Russia hints at joining in on US missile defence
MOSCOW, Jan 14 (AFP) - Russia could collaborate with the United States in the building of a missile defence system under certain conditions, Defence Minister Sergei Ivanov said Tuesday.
"Theoretically, we do not rule out cooperating with the United States, under certain conditions, in certain precise areas of such a system, if ever it is created," Ivanov said, as quoted by the Interfax news agency.
Washington has on several occasions held out the prospect of Russia joining in the work of constructing a missile defence shield -- which Russia in principle opposes -- and the US ambassador to Moscow Alexander Vershbow, in a recent interview, insisted that his country was "serious" about the offer.
He noted, in the interview with Interfax conducted on December 30 but published last Wednesday, that Russia has "advanced technology, such as the S-300 and S-400 anti-air missiles which could be developed into an anti-ballistic missile capability," and said that areas of possible cooperation were under consideration.
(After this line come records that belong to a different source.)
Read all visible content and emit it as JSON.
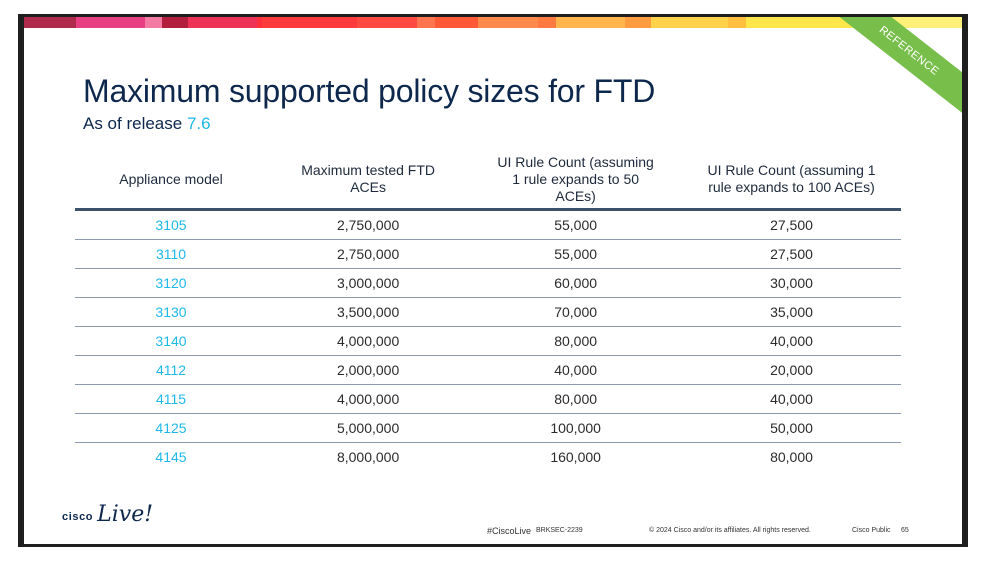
{
  "slide": {
    "title": "Maximum supported policy sizes for FTD",
    "subtitle_prefix": "As of release",
    "subtitle_version": "7.6",
    "ribbon": "REFERENCE",
    "colors": {
      "accent": "#1fb8e8",
      "title": "#0d274d",
      "ribbon": "#78be4a"
    },
    "colorbar": [
      "#b02a4e",
      "#e83e82",
      "#f27aa3",
      "#b31d3e",
      "#ee3156",
      "#ff2e3c",
      "#ff3a3d",
      "#ff4a42",
      "#ff7550",
      "#ff5a38",
      "#ff8a4c",
      "#ff7a40",
      "#ffb54c",
      "#ff9c40",
      "#ffd24a",
      "#ffc040",
      "#ffe64a",
      "#fff07a"
    ]
  },
  "table": {
    "headers": [
      "Appliance model",
      "Maximum tested FTD ACEs",
      "UI Rule Count (assuming 1 rule expands to 50 ACEs)",
      "UI Rule Count (assuming 1 rule expands to 100 ACEs)"
    ],
    "rows": [
      {
        "model": "3105",
        "aces": "2,750,000",
        "rules50": "55,000",
        "rules100": "27,500"
      },
      {
        "model": "3110",
        "aces": "2,750,000",
        "rules50": "55,000",
        "rules100": "27,500"
      },
      {
        "model": "3120",
        "aces": "3,000,000",
        "rules50": "60,000",
        "rules100": "30,000"
      },
      {
        "model": "3130",
        "aces": "3,500,000",
        "rules50": "70,000",
        "rules100": "35,000"
      },
      {
        "model": "3140",
        "aces": "4,000,000",
        "rules50": "80,000",
        "rules100": "40,000"
      },
      {
        "model": "4112",
        "aces": "2,000,000",
        "rules50": "40,000",
        "rules100": "20,000"
      },
      {
        "model": "4115",
        "aces": "4,000,000",
        "rules50": "80,000",
        "rules100": "40,000"
      },
      {
        "model": "4125",
        "aces": "5,000,000",
        "rules50": "100,000",
        "rules100": "50,000"
      },
      {
        "model": "4145",
        "aces": "8,000,000",
        "rules50": "160,000",
        "rules100": "80,000"
      }
    ]
  },
  "footer": {
    "logo_cisco": "cisco",
    "logo_live": "Live!",
    "hashtag": "#CiscoLive",
    "session_code": "BRKSEC-2239",
    "copyright": "© 2024  Cisco and/or its affiliates. All rights reserved.",
    "classification": "Cisco Public",
    "page_number": "65"
  }
}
Ivanov insisted however that the Russian participation "would depend on a series of conditions, in particular that it should comply with the requirements of our own security and of our economic interests."
He reaffirmed Russia's long-standing view, stated by President Vladimir Putin in December 2001, that the US decision to withdraw from the 1972 Anti-Ballistic Missile treaty was "a mistake."
Last Thursday, Moscow said it was awaiting a reply from the United States to a proposal on a draft of a new strategic stability agreement to replace the abandoned ABM treaty.
State Department spokesman Richard Boucher said however that he was unaware of the proposal, which Moscow said would be a "new political missile defense agreement."